Reverend Dickens is an amazing speaker. When he "preaches” he speaks to you, not in the "preachy minister tone" but like he is having a conversation with you. His funeral service is a local legend, and many have spoken about Clive's story before. His mother died when he was 3, his father when he was 10 and the Aunt that raised him from there died when he was 16. His 12 year old daughter died tragically on the way home from school one day, and Reverend Dickens shares this with the mourners. At first I thought "how self serving, sharing his grief when others are so acutely feeling their sorrow" but when he talks about the thousands of monarch butterflies that found their way to his yard on the eve of his daughter's funeral and how he knows that was God's way of telling him there was a reason to go on, a hereafter and that he will be with his family again. When he chokes up saying he knows he will go to heaven one day and say "Hello Momma, Hello Papa." It makes me want to believe it too.
So today I cried at a funeral, but the tears were one of thanks for Shelly and our little 7 year old donor, who still remains un-named. They were for the family's pain, and for Reverend Dickens tale, and for myself, because I do not believe that I will get to say "Hello Momma" some day. It would be nice, but I don't see that as truth.
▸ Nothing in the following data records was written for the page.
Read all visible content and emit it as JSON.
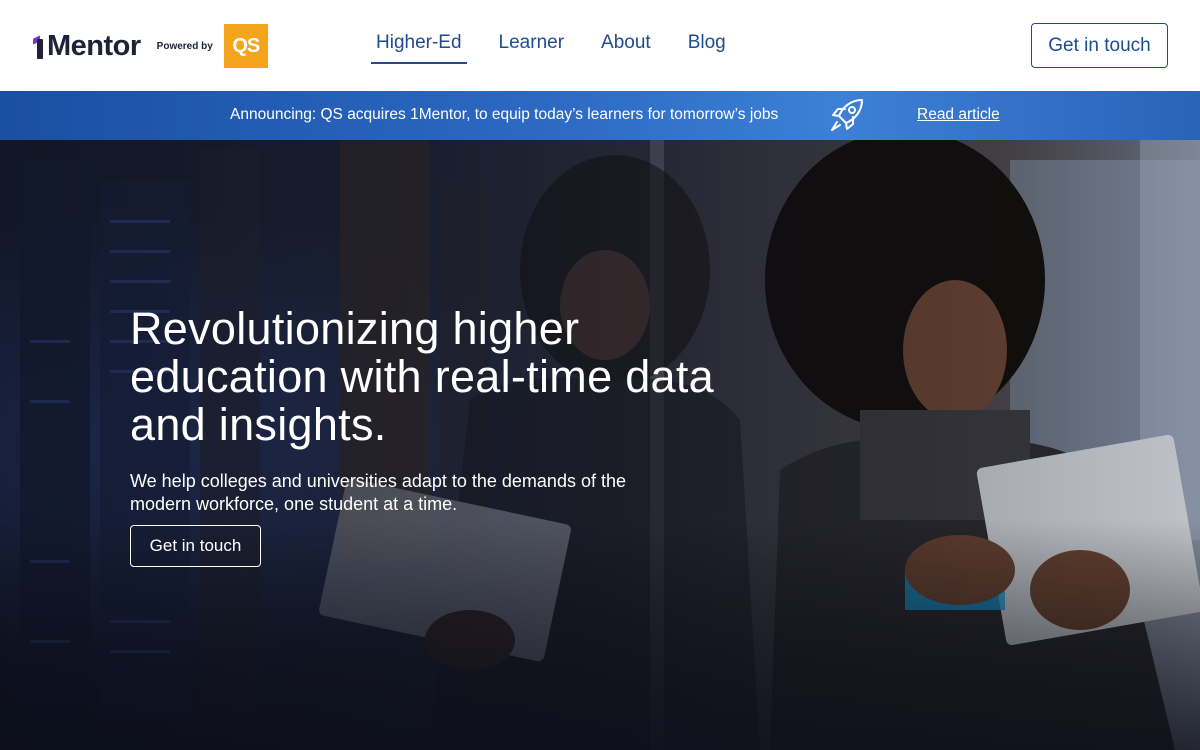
{
  "header": {
    "logo_text": "Mentor",
    "powered_by": "Powered by",
    "qs_logo_text": "QS",
    "nav": [
      {
        "label": "Higher-Ed",
        "active": true
      },
      {
        "label": "Learner",
        "active": false
      },
      {
        "label": "About",
        "active": false
      },
      {
        "label": "Blog",
        "active": false
      }
    ],
    "cta_label": "Get in touch"
  },
  "announcement": {
    "text": "Announcing: QS acquires 1Mentor, to equip today’s learners for tomorrow’s jobs",
    "icon": "rocket-icon",
    "link_label": "Read article"
  },
  "hero": {
    "title": "Revolutionizing higher education with real-time data and insights.",
    "subtitle": "We help colleges and universities adapt to the demands of the modern workforce, one student at a time.",
    "cta_label": "Get in touch"
  },
  "colors": {
    "brand_navy": "#1e2238",
    "brand_purple": "#6b3fd1",
    "link_blue": "#1f4b8f",
    "qs_orange": "#f5a51c",
    "announce_blue": "#2c69c2"
  }
}
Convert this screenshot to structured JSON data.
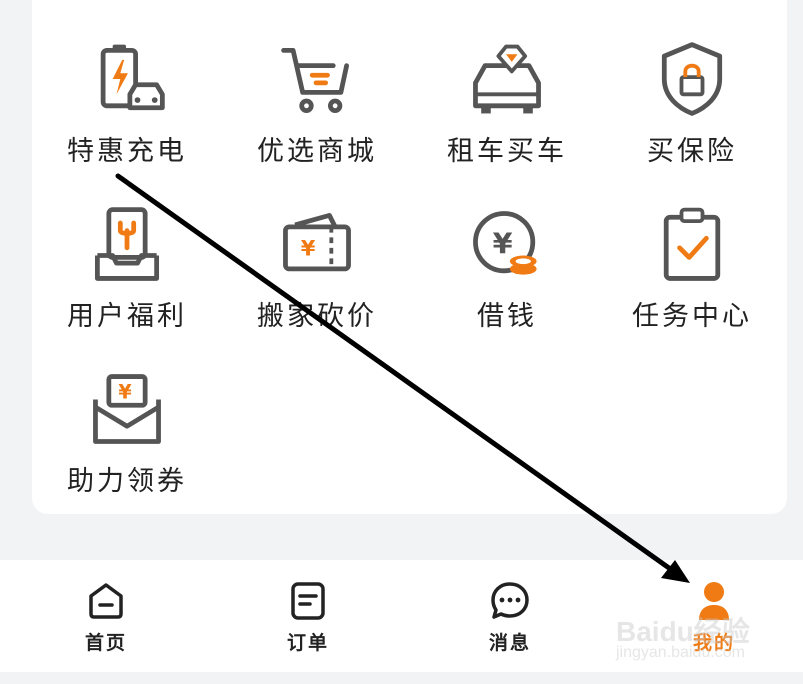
{
  "grid": {
    "items": [
      {
        "label": "特惠充电",
        "icon": "charging-car-icon"
      },
      {
        "label": "优选商城",
        "icon": "shopping-cart-icon"
      },
      {
        "label": "租车买车",
        "icon": "car-diamond-icon"
      },
      {
        "label": "买保险",
        "icon": "shield-lock-icon"
      },
      {
        "label": "用户福利",
        "icon": "gift-card-icon"
      },
      {
        "label": "搬家砍价",
        "icon": "wallet-ticket-icon"
      },
      {
        "label": "借钱",
        "icon": "yuan-coin-icon"
      },
      {
        "label": "任务中心",
        "icon": "clipboard-check-icon"
      },
      {
        "label": "助力领券",
        "icon": "coupon-envelope-icon"
      }
    ]
  },
  "tabbar": {
    "tabs": [
      {
        "label": "首页",
        "icon": "home-icon",
        "active": false
      },
      {
        "label": "订单",
        "icon": "order-doc-icon",
        "active": false
      },
      {
        "label": "消息",
        "icon": "chat-bubble-icon",
        "active": false
      },
      {
        "label": "我的",
        "icon": "user-profile-icon",
        "active": true
      }
    ]
  },
  "colors": {
    "accent": "#f07b14",
    "icon_stroke": "#555555",
    "text": "#222222",
    "background": "#f2f3f5"
  },
  "watermark": {
    "brand": "Baidu经验",
    "url": "jingyan.baidu.com"
  }
}
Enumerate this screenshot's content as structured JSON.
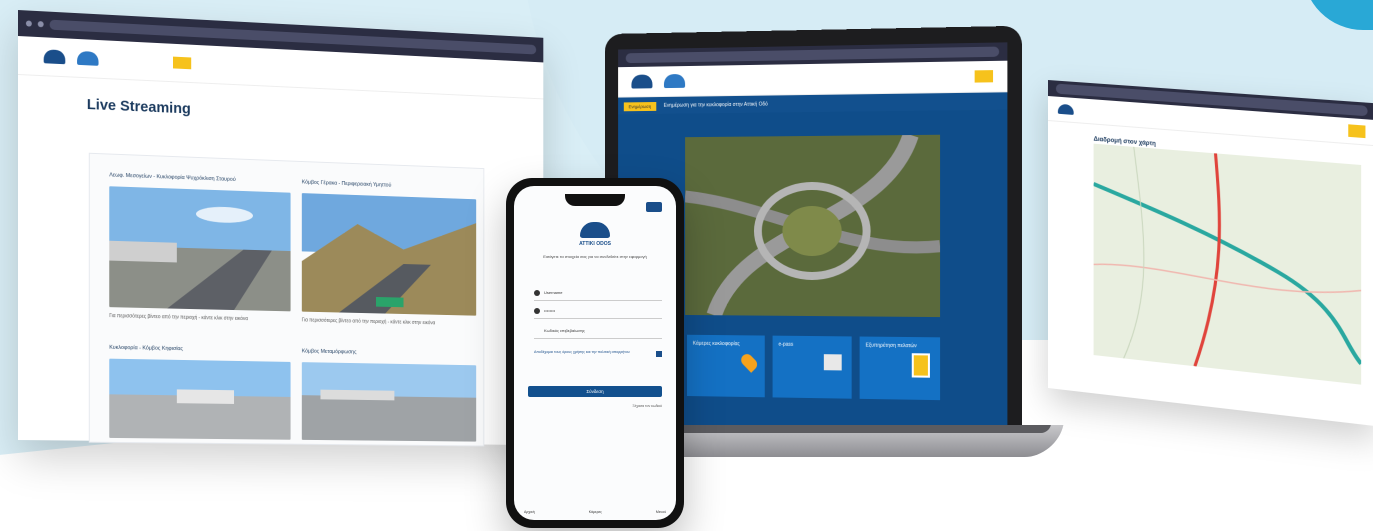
{
  "left_browser": {
    "page_title": "Live Streaming",
    "cameras": [
      {
        "title": "Λεωφ. Μεσογείων - Κυκλοφορία Ψυχρόκλιση Σταυρού",
        "caption": "Για περισσότερες βίντεο από την περιοχή - κάντε κλικ στην εικόνα"
      },
      {
        "title": "Κόμβος Γέρακα - Περιφερειακή Υμηττού",
        "caption": "Για περισσότερες βίντεο από την περιοχή - κάντε κλικ στην εικόνα"
      },
      {
        "title": "Κυκλοφορία - Κόμβος Κηφισίας",
        "caption": ""
      },
      {
        "title": "Κόμβος Μεταμόρφωσης",
        "caption": ""
      }
    ]
  },
  "laptop": {
    "alert_button": "Ενημέρωση",
    "alert_text": "Ενημέρωση για την κυκλοφορία στην Αττική Οδό",
    "cards": [
      {
        "label": "Κάμερες κυκλοφορίας"
      },
      {
        "label": "e-pass"
      },
      {
        "label": "Εξυπηρέτηση πελατών"
      }
    ]
  },
  "right_browser": {
    "heading": "Διαδρομή στον χάρτη"
  },
  "phone": {
    "brand": "ATTIKI ODOS",
    "intro": "Εισάγετε τα στοιχεία σας για να συνδεθείτε στην εφαρμογή",
    "username_placeholder": "Username",
    "password_placeholder": "••••••••",
    "code_placeholder": "Κωδικός επιβεβαίωσης",
    "terms_text": "Αποδέχομαι τους όρους χρήσης και την πολιτική απορρήτου",
    "login_button": "Σύνδεση",
    "forgot_link": "Ξέχασα τον κωδικό",
    "footer": [
      "Αρχική",
      "Κάμερες",
      "Μενού"
    ]
  },
  "colors": {
    "brand_blue": "#12508e",
    "accent_yellow": "#f6c21c",
    "card_blue": "#1471c4",
    "bg_light_blue": "#d9eef6"
  }
}
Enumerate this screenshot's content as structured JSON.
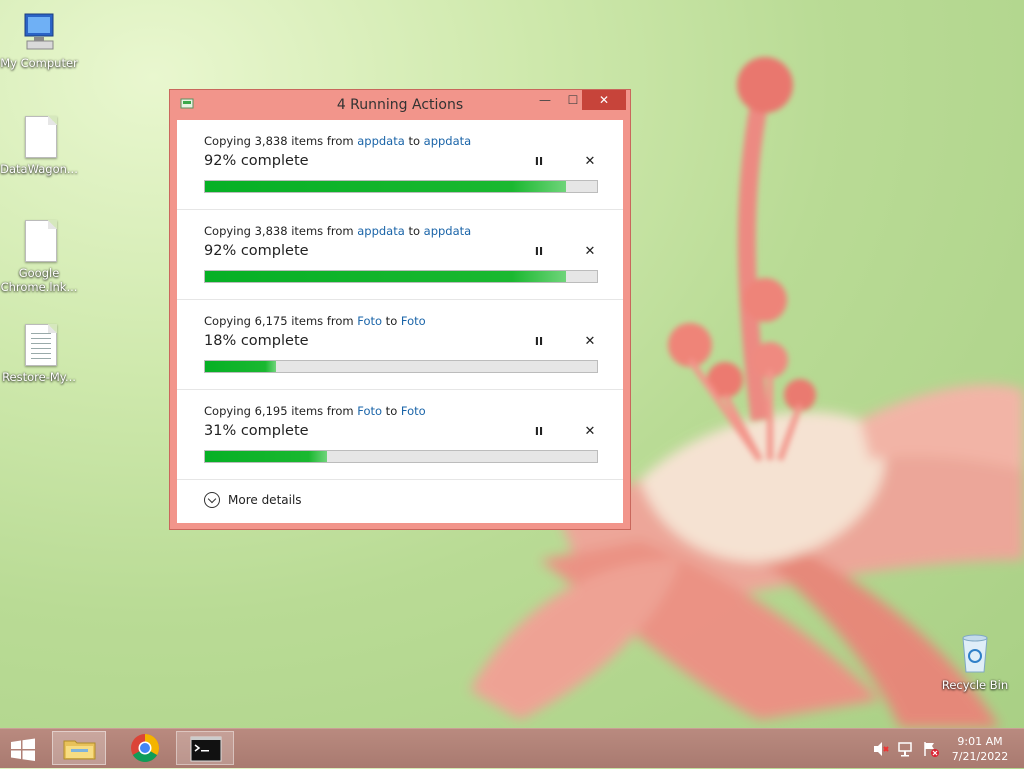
{
  "desktop": {
    "icons": [
      {
        "label": "My Computer"
      },
      {
        "label": "DataWagon..."
      },
      {
        "label": "Google Chrome.lnk..."
      },
      {
        "label": "Restore-My..."
      },
      {
        "label": "Recycle Bin"
      }
    ]
  },
  "window": {
    "title": "4 Running Actions",
    "controls": {
      "minimize": "—",
      "maximize": "☐",
      "close": "✕"
    },
    "operations": [
      {
        "prefix": "Copying 3,838 items from ",
        "source": "appdata",
        "middle": " to ",
        "dest": "appdata",
        "percent_text": "92% complete",
        "progress": 92
      },
      {
        "prefix": "Copying 3,838 items from ",
        "source": "appdata",
        "middle": " to ",
        "dest": "appdata",
        "percent_text": "92% complete",
        "progress": 92
      },
      {
        "prefix": "Copying 6,175 items from ",
        "source": "Foto",
        "middle": " to ",
        "dest": "Foto",
        "percent_text": "18% complete",
        "progress": 18
      },
      {
        "prefix": "Copying 6,195 items from ",
        "source": "Foto",
        "middle": " to ",
        "dest": "Foto",
        "percent_text": "31% complete",
        "progress": 31
      }
    ],
    "pause_glyph": "II",
    "cancel_glyph": "✕",
    "more_details": "More details"
  },
  "taskbar": {
    "items": [
      "file-explorer",
      "google-chrome",
      "command-prompt"
    ],
    "clock": {
      "time": "9:01 AM",
      "date": "7/21/2022"
    }
  },
  "colors": {
    "accent": "#f2958b",
    "progress": "#06b025",
    "link": "#1a64a8",
    "taskbar": "#b08276"
  }
}
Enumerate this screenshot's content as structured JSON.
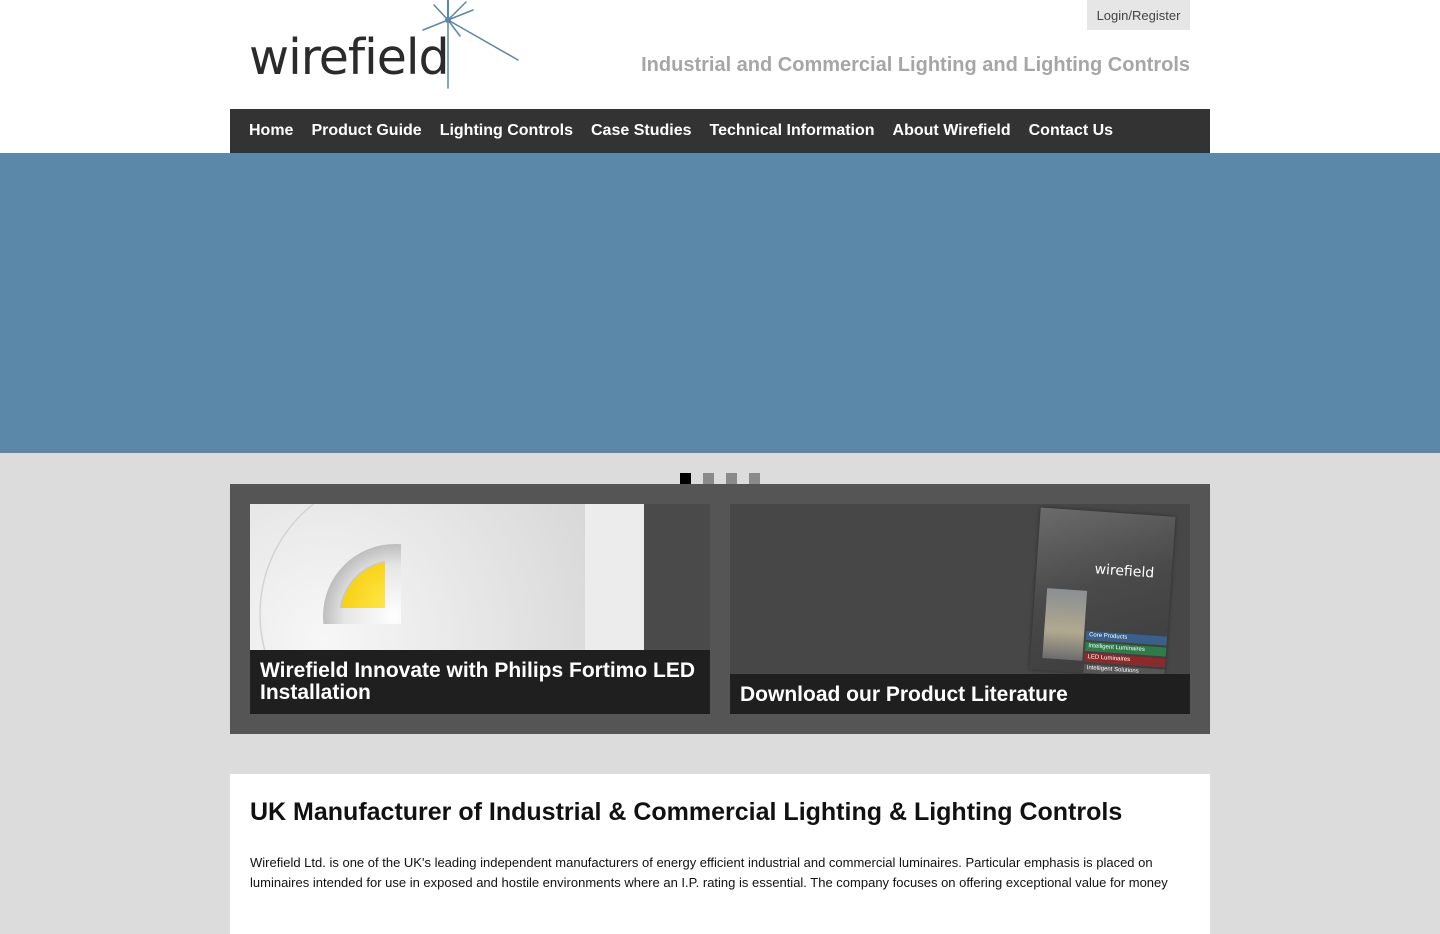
{
  "header": {
    "logo_text": "wirefield",
    "login_label": "Login/Register",
    "tagline": "Industrial and Commercial Lighting and Lighting Controls"
  },
  "nav": {
    "items": [
      {
        "label": "Home"
      },
      {
        "label": "Product Guide"
      },
      {
        "label": "Lighting Controls"
      },
      {
        "label": "Case Studies"
      },
      {
        "label": "Technical Information"
      },
      {
        "label": "About Wirefield"
      },
      {
        "label": "Contact Us"
      }
    ]
  },
  "slider": {
    "active_index": 0,
    "slide_count": 4
  },
  "features": {
    "left_caption": "Wirefield Innovate with Philips Fortimo LED Installation",
    "right_caption": "Download our Product Literature",
    "brochure": {
      "brand": "wirefield",
      "lines": [
        "Core Products",
        "Intelligent Luminaires",
        "LED Luminaires",
        "Intelligent Solutions"
      ]
    }
  },
  "content": {
    "heading": "UK Manufacturer of Industrial & Commercial Lighting & Lighting Controls",
    "body": "Wirefield Ltd. is one of the UK's leading independent manufacturers of energy efficient industrial and commercial luminaires. Particular emphasis is placed on luminaires intended for use in exposed and hostile environments where an I.P. rating is essential. The company focuses on offering exceptional value for money"
  },
  "colors": {
    "nav_bg": "#333333",
    "hero_bg": "#5b87a8",
    "page_bg": "#dcdcdc",
    "tagline": "#a6a6a6"
  }
}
But most of all, I am thankful for the day today is, and that my husband is healthy and happy (usually) and that he was there to hold my hand as I cried.
1 Comments:
I'm reading Joan Didion's, Year of Magical Thinking. I'm not through it all yet, but already from what I have read, I would say it's like a primer for death and losing your life's partner. I am recommending it to everyone with the caution that I might retract that later once I finish the book! Until then, I can only say I appreciate all the things that Didion says and admits to regarding the sudden death of her husband, and talking to her readers the way so many of us wish someone/anyone would about the issue of death and dying and grief and grieving. I even bought it in hardcover, so you know I'm serious about this one.